Friday, September 09, 2005

If it makes you happy...it can't be that bad???

Someone said to me today (rather innocently, I’ll concede), “My granddaughter likes her church. She’s very happy there.” Isn’t that the mark of a good church nowadays? A good church makes people happy. A church is a provider of certain goods and services that, if done well and with enough excitement, it will make the folks within the church happy.

One friend of mine received a great deal of heat when he said to his congregation that his calling wasn’t to make people happy. This comment elicited a called meeting of church leaders to reprimand my friend.

If Jesus’ ministry had been graded by how many people he made “happy,” Jesus would never have made it past the first pastor evaluation meeting. Jesus made a lot of “good” religious folks very unhappy. His teachings upset the system. He called his followers to bear a cross. He called them to a lifestyle where there would be no place to lay one’s head. He asked his disciples to lay down their lives for others as he would for them. He called them to spend their lives for the benefit of others. What’s happy about that?

I contend that happy churches may continue to have more people, but they aren’t growing. Growing in physical numbers, yes. But growing spiritually, no. It’s pretty clear throughout the teachings of Jesus and Paul that it is through crosses and thorns that people are made to be like Christ. “Blessed are those who hunger and thirst after righteousness for they shall be filled.” Jesus’ road to “happiness” or fulfillment demanded a hunger and thirst for righteousness that can only be born out of selflessness and self-reproach – two things not on my happy list.

Ok, pastors, what are we doing? Do we exist to make people happy, or do we exist to call people to greater commitment to Christ? Ok, church people. How do we judge our pastors? By how “happy” they make us, or by how much they challenge us to trade our human happiness for a greater cause?

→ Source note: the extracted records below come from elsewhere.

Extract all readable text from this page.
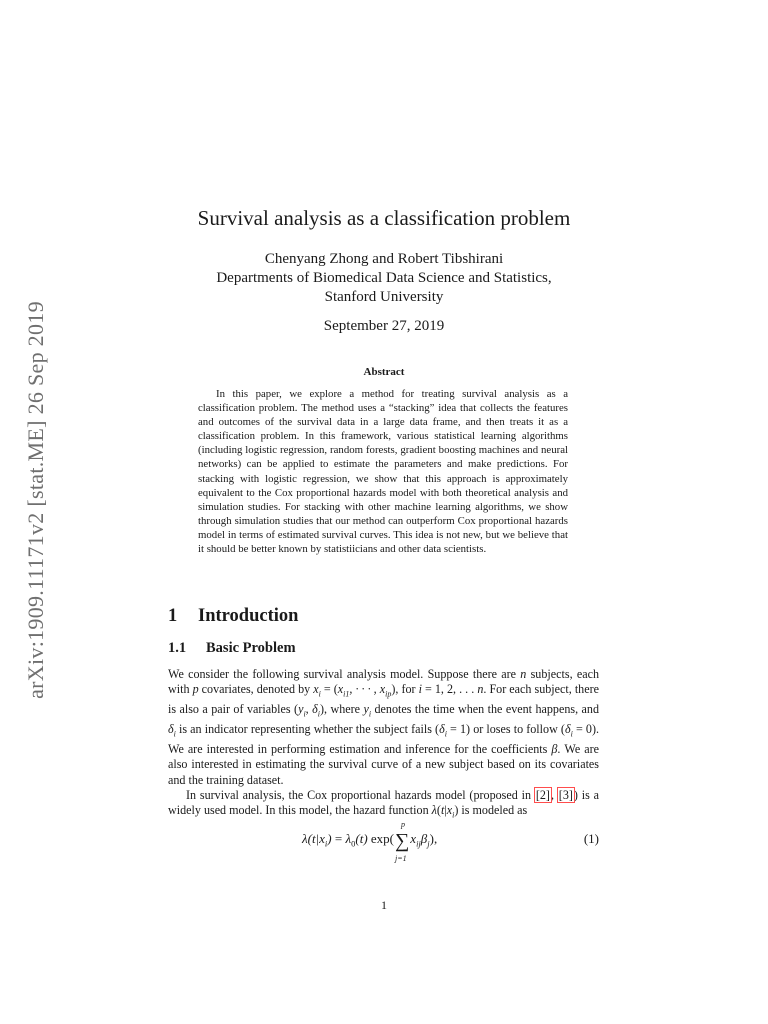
arXiv:1909.11171v2 [stat.ME] 26 Sep 2019
Survival analysis as a classification problem
Chenyang Zhong and Robert Tibshirani
Departments of Biomedical Data Science and Statistics,
Stanford University
September 27, 2019
Abstract
In this paper, we explore a method for treating survival analysis as a classification problem. The method uses a “stacking” idea that collects the features and outcomes of the survival data in a large data frame, and then treats it as a classification problem. In this framework, various statistical learning algorithms (including logistic regression, random forests, gradient boosting machines and neural networks) can be applied to estimate the parameters and make predictions. For stacking with logistic regression, we show that this approach is approximately equivalent to the Cox proportional hazards model with both theoretical analysis and simulation studies. For stacking with other machine learning algorithms, we show through simulation studies that our method can outperform Cox proportional hazards model in terms of estimated survival curves. This idea is not new, but we believe that it should be better known by statistiicians and other data scientists.
1 Introduction
1.1 Basic Problem

We consider the following survival analysis model. Suppose there are n subjects, each with p covariates, denoted by $x_i = (x_{i1}$, · · · , $x_{ip}$), for i = 1, 2, . . . n. For each subject, there is also a pair of variables ($y_i$, $\delta_i$), where $y_i$ denotes the time when the event happens, and $\delta_i$ is an indicator representing whether the subject fails $(\delta_i = 1)$ or loses to follow $(\delta_i = 0)$. We are interested in performing estimation and inference for the coefficients β. We are also interested in estimating the survival curve of a new subject based on its covariates and the training dataset.

In survival analysis, the Cox proportional hazards model (proposed in [2], [3]) is a widely used model. In this model, the hazard function $\lambda(t|x_i)$ is modeled as

$\lambda(t|x_i) = \lambda_0(t)$ exp(
p
∑
j=1
$x_{ij}\beta_j$),	(1)
1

Saturday, September 03, 2005

Getting out of the cheap seats

My sons and I enjoyed a Washingon Nationals game tonight. Being the cheap guy that I am, I got us the cheapest tickets in the upper atmosphere. We climbed to the top of RFK and we were so high up, there wasn't a person behind us. My first thought was how dead the game felt. Crowd was hardly into it. I could see so many empty seats up there where we were. I wondered how it was that anyone could really be a Nationals fan with this kind of setting.

A few innings later, the boys needed to go to the bathroom, and I dreaded the long climb back into the upper atmosphere. So we hunted for seats down low. We ended up sitting very close right where all the action was. All of a sudden, the crowd was so into it. The noise was deafening. Every swing of the bat seemed like the biggest event in DC history.

Then I realized what my problem had been. I was too far from the action. And from the cheap seats, the experience seemed dead. But down where the crowd was, all that changed. The place was alive and electric with enthusiasm.

Maybe this explains the vastly different attitudes I see in the church. Some think it's dead, only see the negative, and complain that nothing's getting done. Then there are those who live and breath the church, live and breath Christ, live and breath his presence. What's the difference? Some look in on Christ's goings-on a few hours a month. Others saturate themselves in all that Christ is.

Once again, I'm compelled by the difference between observing religion and experiencing Christ.